Woo-woo
Mumblings
The late comedian George Carlin wrote a book called Brain Droppings, in which he published jokes and ideas that filled his cabinets but, if I remember correctly, didn’t always make it into his stand up routines.
I do something similar here at times. Call it “Mumblings.” Some of what I put out is unfinished and inconsistent — I know that. But I float it anyway.
In part, that’s because I suspect two or more dissimilar thoughts are connected even if I’m not yet sure how. And in part, that’s because I think that what I’ve written contains an intuition or thematic string worth pulling on. Perhaps I just haven’t summoned the courage to do so. Or, I’m afraid of what I might find if I did.
Today’s brief essay is one of those. Make of it what you will.
***
The stories in No Lines in Nature are for those who like to peer into the natural and metaphysical architecture of places. I wrote that in this Substack’s introductory post.
Initially, I came to this approach by reflecting on the work of land conservation, especially as it relates to my family home on Potomac Creek. For most conservationists, perpetuity of place is the coin of the realm. The goal is maintain an undeveloped area forever, at least in human terms.
Yet as my curiosity encompassed Potomac Creek’s peoples, ecology, and more, the hardest lesson I learned is that the way “perpetuity” is applied today will not work for actual conservation. We are too focused on acreage — on the spaces that we as a species see, measure, and can most easily relate to. That is how we understand place.

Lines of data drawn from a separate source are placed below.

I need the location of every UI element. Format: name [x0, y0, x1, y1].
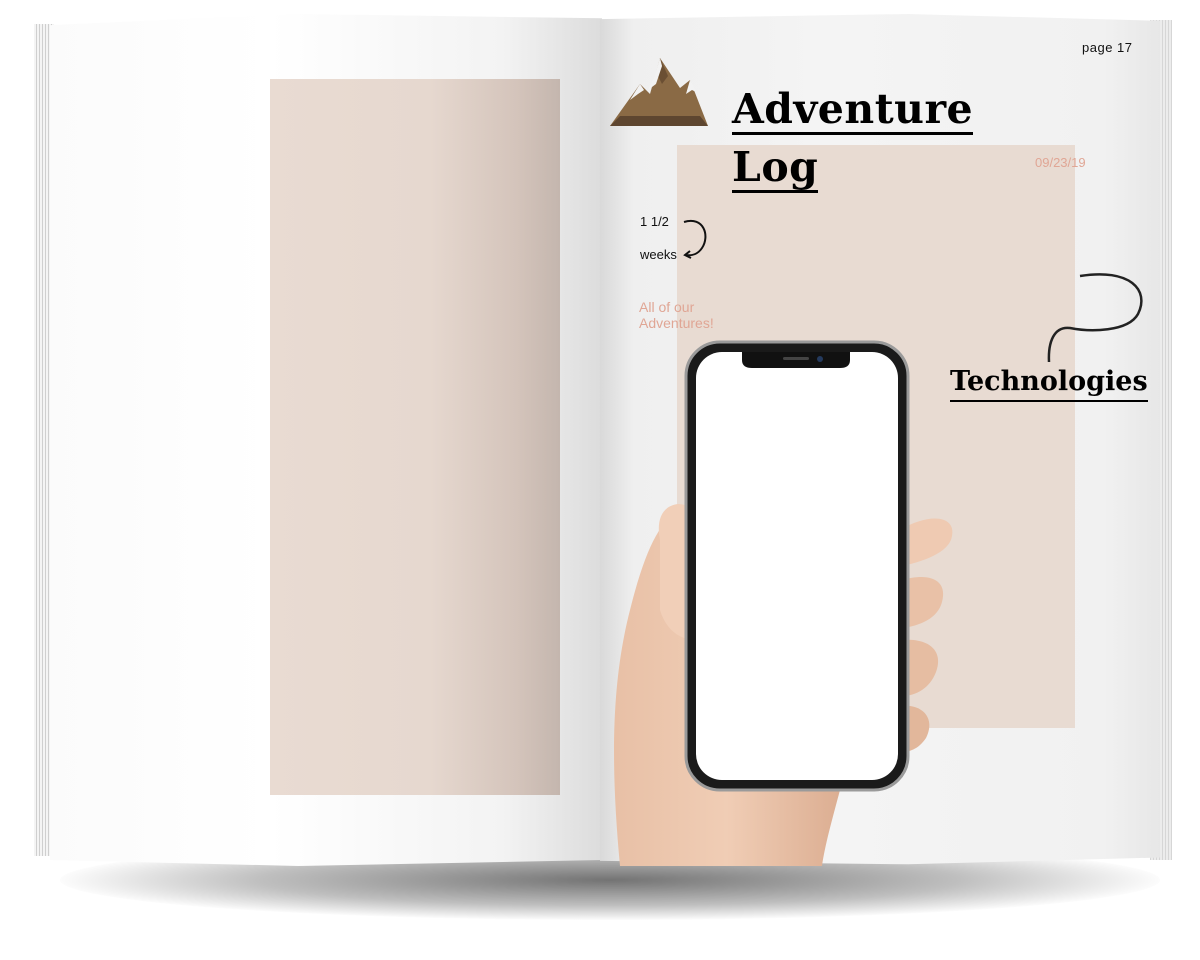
- duration-unit: weeks: [640, 247, 677, 262]
- page-title: Adventure Log: [732, 80, 974, 196]
- page-number: page 17: [1082, 40, 1133, 55]
- left-photo-placeholder: [270, 79, 560, 795]
- squiggle-line-icon: [1047, 273, 1143, 363]
- duration-amount: 1 1/2: [640, 214, 669, 229]
- caption-adventures: All of our Adventures!: [639, 299, 714, 331]
- curved-arrow-icon: [683, 219, 707, 259]
- title-line-2: Log: [732, 143, 819, 193]
- title-line-1: Adventure: [732, 85, 974, 135]
- entry-date: 09/23/19: [1035, 155, 1086, 170]
- hand-holding-phone: [614, 340, 953, 866]
- mountain-icon: [610, 58, 708, 126]
- section-heading-technologies: Technologies: [950, 364, 1148, 402]
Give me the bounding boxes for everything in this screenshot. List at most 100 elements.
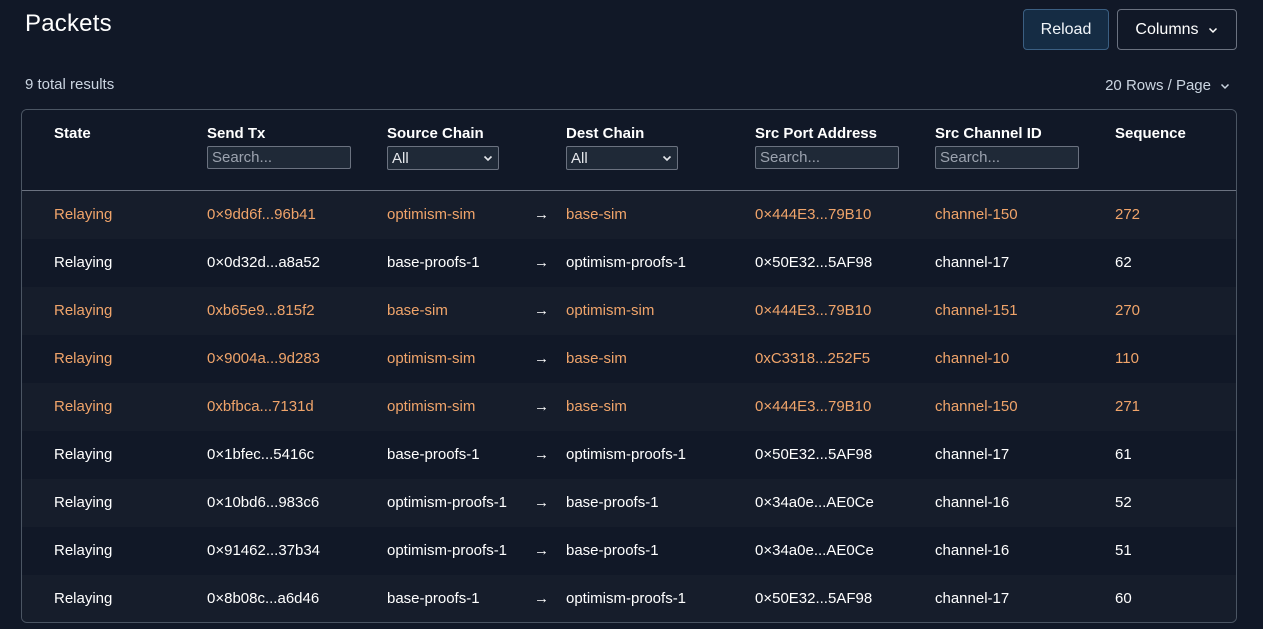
columns-button-label: Columns (1135, 20, 1199, 38)
cell-src-channel-id: channel-16 (935, 494, 1010, 511)
cell-src-port-address: 0×50E32...5AF98 (755, 446, 873, 463)
table-row[interactable]: Relaying 0×10bd6...983c6 optimism-proofs-1… (22, 479, 1236, 527)
cell-source-chain: optimism-proofs-1 (387, 494, 508, 511)
cell-state: Relaying (54, 542, 113, 559)
cell-source-chain: optimism-sim (387, 398, 476, 415)
cell-sequence: 52 (1115, 494, 1132, 511)
cell-src-port-address: 0×50E32...5AF98 (755, 590, 873, 607)
cell-src-channel-id: channel-16 (935, 542, 1010, 559)
header-src-channel-id[interactable]: Src Channel ID (935, 125, 1042, 142)
header-src-port-address[interactable]: Src Port Address (755, 125, 877, 142)
table-row[interactable]: Relaying 0xbfbca...7131d optimism-sim → base… (22, 383, 1236, 431)
cell-state: Relaying (54, 350, 113, 367)
rows-per-page-dropdown[interactable]: 20 Rows / Page (1105, 77, 1231, 94)
header-dest-chain[interactable]: Dest Chain (566, 125, 644, 142)
cell-sequence: 110 (1115, 350, 1139, 367)
columns-button[interactable]: Columns (1117, 9, 1237, 50)
arrow-icon: → (534, 494, 549, 511)
cell-state: Relaying (54, 254, 113, 271)
table-row[interactable]: Relaying 0×1bfec...5416c base-proofs-1 → opt… (22, 431, 1236, 479)
dest-chain-select-value: All (571, 149, 588, 167)
packets-table: State Send Tx Source Chain All Dest Chai… (21, 109, 1237, 623)
cell-sequence: 60 (1115, 590, 1132, 607)
dest-chain-select[interactable]: All (566, 146, 678, 170)
cell-send-tx[interactable]: 0×0d32d...a8a52 (207, 254, 320, 271)
table-row[interactable]: Relaying 0xb65e9...815f2 base-sim → optimism… (22, 287, 1236, 335)
cell-send-tx[interactable]: 0×1bfec...5416c (207, 446, 314, 463)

As I also wrote in my introductory post, you pick up a stone in the path, find it smooth, and toss it back. You pick up another and see moss or lichens growing on it, and that is something entirely different. What makes a “place” is not the human connection to it, but life. The only workable meaning of perpetuity, therefore, is one that apprehends the collective, jumbled consciousness of homo sapiens and all other species.
Otherwise, Potomac Creek is just a wet rock.
The following statement may sound trite, even a bit woo-woo. But after decades of teaching political science to university students – including topics as removed from conservation as war and peace – I’ve found that by semester’s end I can usually sort my students into two groups: those that see themselves as a part of the natural world, and those who don’t.
It’s a matter of mindedness, of empathy. Only once we consciously embed ourselves into the world “taken on its own terms,” as John Gray has put it, can we speak meaningfully of the rights of people, other living things, and even places.
This includes a right to conservation.
Anything that de-centers the way we see Potomac Creek is good, for a living world has no center. That is the thesis of No Lines in Nature.
Without this expanded idea of perpetuity, the Potomac Creek we see and know – in all its parts and meanings – will continue to diminish, as life here becomes thinner and thinner.
I’ll leave it at that.






I heard a climate change expert on NPR say to a caller,
“The best way to help the planet is to become less of an individual.” It seared onto my brain. Your piece reminds me of it.
Wow, this really struck me: “the living world has no center.” I’m looking forward to the continuation — thank you.
What do you think explains why some of your students experienced themselves as part of nature, while others felt separate from it? Did you notice any common pattern or recurring motifs behind these different perceptions?